Well I’m not made of sporting champion stuff. Sure I’m coordinated and like to think that I’m quite handy at playing a variety of sports. I’m competitive and thoroughly enjoy playing but I was never a champion in the making.
I just didn’t have that drive, commitment or determination to make it to the top….of the sporting world at least.
I’ve been watching quite a bit of Olympics these last two weeks and I when I think about how much training these athletes go through day after day, year after year, decade after decade to be at the top of their game….I just don’t have it in me. But that’s okay. At least I’m not sitting here thinking ‘if only…’
On Australian television there’s a commercial telling the story of the ‘unsung heroes’; the parents. If not for the parents getting up at the crack of dawn to drive their future champion to training day after day, year after year, decade after decade then we wouldn’t have the Michael Phelps’ or the Grant Hacketts of this world trying to rewrite history.

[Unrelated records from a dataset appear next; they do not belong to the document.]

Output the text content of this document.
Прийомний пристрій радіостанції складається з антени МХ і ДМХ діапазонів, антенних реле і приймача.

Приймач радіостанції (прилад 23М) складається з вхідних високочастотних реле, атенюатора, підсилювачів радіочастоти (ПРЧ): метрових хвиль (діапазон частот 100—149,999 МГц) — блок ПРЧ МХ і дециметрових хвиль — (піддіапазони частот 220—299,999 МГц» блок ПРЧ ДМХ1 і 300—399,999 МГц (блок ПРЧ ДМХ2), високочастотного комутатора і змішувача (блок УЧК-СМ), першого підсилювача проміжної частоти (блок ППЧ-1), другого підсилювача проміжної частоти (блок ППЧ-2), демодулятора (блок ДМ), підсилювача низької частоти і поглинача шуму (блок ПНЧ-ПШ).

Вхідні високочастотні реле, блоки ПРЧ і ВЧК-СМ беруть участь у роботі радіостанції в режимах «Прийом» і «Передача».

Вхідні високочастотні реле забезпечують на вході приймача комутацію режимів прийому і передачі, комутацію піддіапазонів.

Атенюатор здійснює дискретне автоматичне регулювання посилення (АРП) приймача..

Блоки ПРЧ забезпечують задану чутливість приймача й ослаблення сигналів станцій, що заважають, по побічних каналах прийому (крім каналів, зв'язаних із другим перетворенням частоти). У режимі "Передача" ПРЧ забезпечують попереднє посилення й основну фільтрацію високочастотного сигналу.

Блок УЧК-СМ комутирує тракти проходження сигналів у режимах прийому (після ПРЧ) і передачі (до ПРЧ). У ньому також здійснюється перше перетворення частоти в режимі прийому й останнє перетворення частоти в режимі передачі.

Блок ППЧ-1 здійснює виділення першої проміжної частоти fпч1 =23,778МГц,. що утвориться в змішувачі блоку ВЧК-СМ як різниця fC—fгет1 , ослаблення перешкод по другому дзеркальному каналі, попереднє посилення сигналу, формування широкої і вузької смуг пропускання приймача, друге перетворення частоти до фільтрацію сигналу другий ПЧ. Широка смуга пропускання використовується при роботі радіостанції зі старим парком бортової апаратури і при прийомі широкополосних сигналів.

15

There really isn’t anything I wouldn’t do for my kids except (there’s always one exception to the rule) I don’t think I could be that unsung hero taking my possible future champion to training.
I could very well have a future champion sleeping in my house at the moment but I’m sorry to say Australia, we’ll never know.
You see, I don’t do mornings very well. I never have and I never will. I’m more you’re 2am kind of gal. Not 6am. So unless someone could guarantee me that my child will win Gold, I’m not getting up.
Is that selfish of me? Well, it’s not like the kids are old enough just yet to show ‘real promise’ in any particular sport so maybe I’ll change my tune. But it would have to be some ‘REAL PROMISE’ to get me up and going.
Jayne Kearney wrote a post on her Web Child blog about why we become parents. Apart from some anthropological urge to recreate oneself it’s a selfish decision.
I wanted to experience pregnancy, birth and parenting. But when does the pendulum swing from a selfish act to a selfless act? Does it ever? Are they the same side of the coin?
My daughter, who is 7, asked for flute lessons. So now I fork out money for a flute and flute lessons because she wants to do it. And I go without buying more shoes. But I want her to do it too. I find immense fulfillment and enjoyment out of seeing her progress. Selfish and selfless.
It’s no great revelation that parents do encourage activities that are important to them….and hopefully the children just comply like the good little offspring that they are.
Well my netball days are slowly coming to a close. I’m not as fast as I used to be and I’m not about to get any faster. It is actually quite frustrating when the mind is still sharp but the body just isn’t willing.
Maybe I should find out if my daughter shows any real promise in netball. They don’t train in the morning.
And thankfully flute lessons don’t take place at 7am either.
I just live vicariously through her….but wait….we’re not supposed to do that either.